Книжки сочиняют! Отклоняются, так сказать, от магистрального пути человечества! Биороботы делают свое дело — строят ракеты…
«Литературная бездарность идет от жизненной бездарности. Ну, а как же с людьми нетворческими? Так эти люди и не жили. Действительность обретает смысл и существование лишь в соприкосновении с художником. Когда я говорю о том, что мною не было записано, мне кажется, что я ври» (1949).
— Я слышал, что вы страстный футбольный болельщик? — спросил я как‑то.
— Да! С нетерпением жду открытия чемпионата мира в Штатах… Было время — болел за московское «Торпедо», бывал в команде, дружил с игроками, тренерами. Помню, играли на кубок в финале. Игрокам сказали, что если победят, каждому дадут по машине!
— Вы сказали: «Было время…» Теперь вы за другую команду болеете?
— За «Милан», — улыбнулся Нагибин.
Юрий Маркович Нагибин (1920–1994) умер 17 июня в день открытия чемпионата мира по футболу в США.
Я был на даче, смотрел по телевизору открытие и вдруг, в новостях… Удар обухом по голове. И звучит в душе голос Нагибина: «Все печатают свои дневники после смерти, а я при жизни напечатаю!».
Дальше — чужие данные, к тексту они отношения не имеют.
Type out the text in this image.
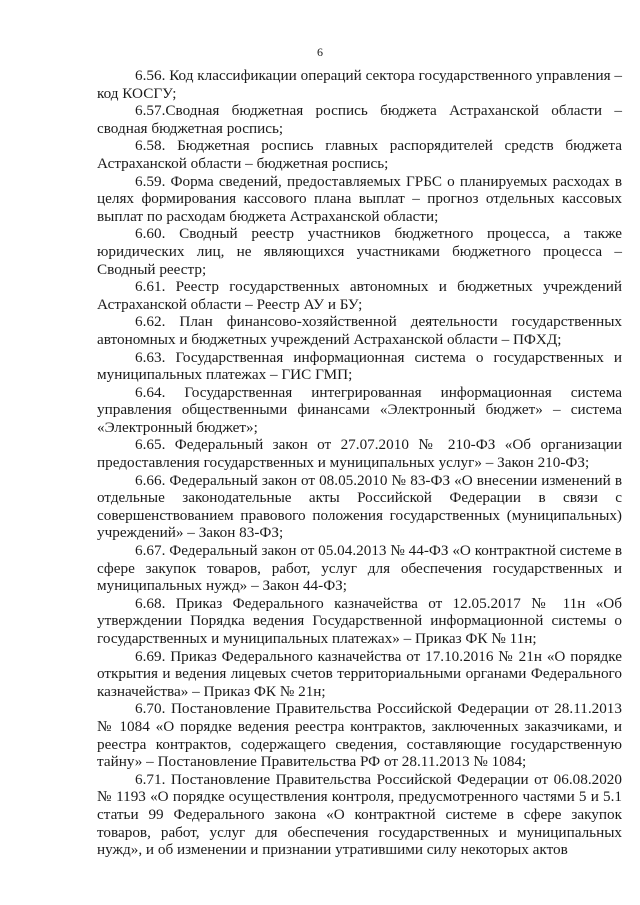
6

6.56. Код классификации операций сектора государственного управления – код КОСГУ;

6.57.Сводная бюджетная роспись бюджета Астраханской области – сводная бюджетная роспись;

6.58. Бюджетная роспись главных распорядителей средств бюджета Астраханской области – бюджетная роспись;

6.59. Форма сведений, предоставляемых ГРБС о планируемых расходах в целях формирования кассового плана выплат – прогноз отдельных кассовых выплат по расходам бюджета Астраханской области;

6.60. Сводный реестр участников бюджетного процесса, а также юридических лиц, не являющихся участниками бюджетного процесса – Сводный реестр;

6.61. Реестр государственных автономных и бюджетных учреждений Астраханской области – Реестр АУ и БУ;

6.62. План финансово-хозяйственной деятельности государственных автономных и бюджетных учреждений Астраханской области – ПФХД;

6.63. Государственная информационная система о государственных и муниципальных платежах – ГИС ГМП;

6.64. Государственная интегрированная информационная система управления общественными финансами «Электронный бюджет» – система «Электронный бюджет»;

6.65. Федеральный закон от 27.07.2010 № 210-ФЗ «Об организации предоставления государственных и муниципальных услуг» – Закон 210-ФЗ;

6.66. Федеральный закон от 08.05.2010 № 83-ФЗ «О внесении изменений в отдельные законодательные акты Российской Федерации в связи с совершенствованием правового положения государственных (муниципальных) учреждений» – Закон 83-ФЗ;

6.67. Федеральный закон от 05.04.2013 № 44-ФЗ «О контрактной системе в сфере закупок товаров, работ, услуг для обеспечения государственных и муниципальных нужд» – Закон 44-ФЗ;

6.68. Приказ Федерального казначейства от 12.05.2017 № 11н «Об утверждении Порядка ведения Государственной информационной системы о государственных и муниципальных платежах» – Приказ ФК № 11н;

6.69. Приказ Федерального казначейства от 17.10.2016 № 21н «О порядке открытия и ведения лицевых счетов территориальными органами Федерального казначейства» – Приказ ФК № 21н;

6.70. Постановление Правительства Российской Федерации от 28.11.2013 № 1084 «О порядке ведения реестра контрактов, заключенных заказчиками, и реестра контрактов, содержащего сведения, составляющие государственную тайну» – Постановление Правительства РФ от 28.11.2013 № 1084;

6.71. Постановление Правительства Российской Федерации от 06.08.2020 № 1193 «О порядке осуществления контроля, предусмотренного частями 5 и 5.1 статьи 99 Федерального закона «О контрактной системе в сфере закупок товаров, работ, услуг для обеспечения государственных и муниципальных нужд», и об изменении и признании утратившими силу некоторых актов
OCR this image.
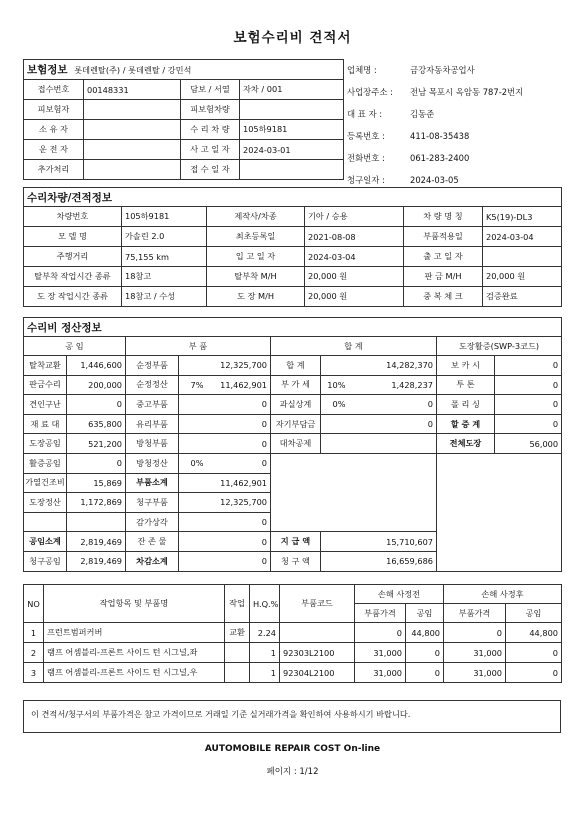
보험수리비 견적서
보험정보 롯데렌탈(주) / 롯데렌탈 / 강민석			
접수번호	00148331	담보 / 서열	자차 / 001
피보험자		피보험차량	
소 유 자		수 리 차 량	105하9181
운 전 자		사 고 일 자	2024-03-01
추가처리		접 수 일 자	
업체명 :	금강자동차공업사
사업장주소 :	전남 목포시 옥암동 787-2번지
대 표 자 :	김동준
등록번호 :	411-08-35438
전화번호 :	061-283-2400
청구일자 :	2024-03-05
수리차량/견적정보					
차량번호	105하9181	제작사/차종	기아 / 승용	차 량 명 칭	K5(19)-DL3
모 델 명	가솔린 2.0	최초등록일	2021-08-08	부품적용일	2024-03-04
주행거리	75,155 km	입 고 일 자	2024-03-04	출 고 일 자	
탈부착 작업시간 종류	18참고	탈부착 M/H	20,000 원	판 금 M/H	20,000 원
도 장 작업시간 종류	18참고 / 수성	도 장 M/H	20,000 원	중 복 체 크	검증완료
수리비 정산정보									
공 임		부 품			합 계			도장활증(SWP-3코드)	
탈착교환	1,446,600	순정부품		12,325,700	합 계		14,282,370	보 카 시	0
판금수리	200,000	순정정산	7%	11,462,901	부 가 세	10%	1,428,237	투 톤	0
견인구난	0	중고부품		0	과실상계	0%	0	폴 리 싱	0
재 료 대	635,800	유리부품		0	자기부담금		0	할 증 계	0
도장공임	521,200	방청부품		0	대차공제			전체도장	56,000
활증공임	0	방청정산	0%	0					
가열건조비	15,869	부품소계		11,462,901					
도장정산	1,172,869	청구부품		12,325,700					
		감가상각		0					
공임소계	2,819,469	잔 존 물		0	지 급 액		15,710,607		
청구공임	2,819,469	차감소계		0	청 구 액		16,659,686		
NO	작업항목 및 부품명	작업	H.Q.%	부품코드	손해 사정전		손해 사정후	
					부품가격	공임	부품가격	공임
1	프런트범퍼커버	교환	2.24		0	44,800	0	44,800
2	램프 어셈블리-프론트 사이드 턴 시그널,좌		1	92303L2100	31,000	0	31,000	0
3	램프 어셈블리-프론트 사이드 턴 시그널,우		1	92304L2100	31,000	0	31,000	0
이 견적서/청구서의 부품가격은 참고 가격이므로 거래일 기준 실거래가격을 확인하여 사용하시기 바랍니다.
AUTOMOBILE REPAIR COST On-line
페이지 : 1/12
До времени перемен, когда отменили цензуру и наступила свобода слова, то есть то, о чем и мечтать не приходилось, дневник для Нагибина был спасительной отдушиной. При колоссальной энергетике, огромной работоспособности (если попробовать собрать воедино все им написанное, то, видимо, получится томов тридцать) он не мог не изливать свою душу: в дневник ложилось все, что не могло быть включено в повести и рассказы. Хотя кое‑что удавалось напечатать, например, повесть «Встань и иди», на мой взгляд, лучшее художественное произведение Нагибина. А вообще же судьба Нагибина сложилась так, что ему постоянно приходилось балансировать на грани диссидентства и правоверности. Жуткое, раздираемое душу состояние. Хотелось говорить правду, но страстно хотелось и печататься. Казалось, что советская власть будет существовать вечно, поэтому в табели о рангах ее литературного департамента хотелось и на себя примерить мундир с золотыми погонами («с восемью звездами» как писал Маркес в «Осени патриарха»), с обжигающим взгляд «иконостасом» орденов на груди до пупа! Но прежде всего, разумеется нужно было зарабатывать пером деньги на жизнь. Тут я в растерянности развожу руками: почему бы не найти другую работу для заработка, ведь литература для меня — это святое, на ней нельзя зарабатывать (вообще, я бы отменил писательскую профессию; разве профессия — петь, разве профессия — дышать, разве профессия — любить!?) — найти работу для заработка (инженера, шофера, водолаза…), а вечерами писать для души?!
Но нет, не тот человек был Нагибин! Он хотел успеть везде: быть и литературной звездой, и истинным писателем, и звездой кинематографа, и знаменитым искусствоведом, и первостатейным критиком! Да он этого в дневнике и не скрывает, правда, о «звездности» умалчивает, но это сквозь строки изредка пробивается. Ему страстно хотелось быть на виду, хотелось быть знаменитым, хотя это и «некрасиво» (Пастернак). Путь Андрея Платонова, с которым Нагибин был хорошо знаком, не привлекал (в житейском смысле), путь какого‑нибудь бездарного номенклатурного литературного генерала — отталкивал (он хотел, чтобы в генералах были таланты! но такого при правлении ЦК КПСС быть не могло по определению!). Этих генералов он довольно часто упоминает в дневнике как врагов, покусившихся на свободомыслие. Тем самым Нагибин как бы «затащил» их в историю, как в свое время в нее «затащили» Булгарина. Вся эта шатия так и «влезает» в историю: на плечах гениев! А ведь чтобы оставить их в могилах своего времени — вообще нужно не упоминать их имен У Но в том‑то и сила дневника, что он пишется экспромтом, без задней мысли!
С другой стороны, в записях Нагибина отсутствуют многие достойные имена. Например, не упоминается выдающийся писатель Юрий Домбровский, а ведь его «Хранитель древностей» не мог проскользнуть мимо внимания Нагибина. Не отмечен другой выдающийся писатель, чьими вещами в самиздате все мы тогда зачитывались, да и не только в самиздате — кое‑что было напечатано, — Фазиль Искандер.
Теперь‑то я понимаю, что Нагибин был не с теми (генералами), и не с этими (настоящими художниками). Он как бы оказался в вакууме, со своим странным третьим, можно сказать, путем. Да и в бытовом смысле Нагибин был «трудный» человек.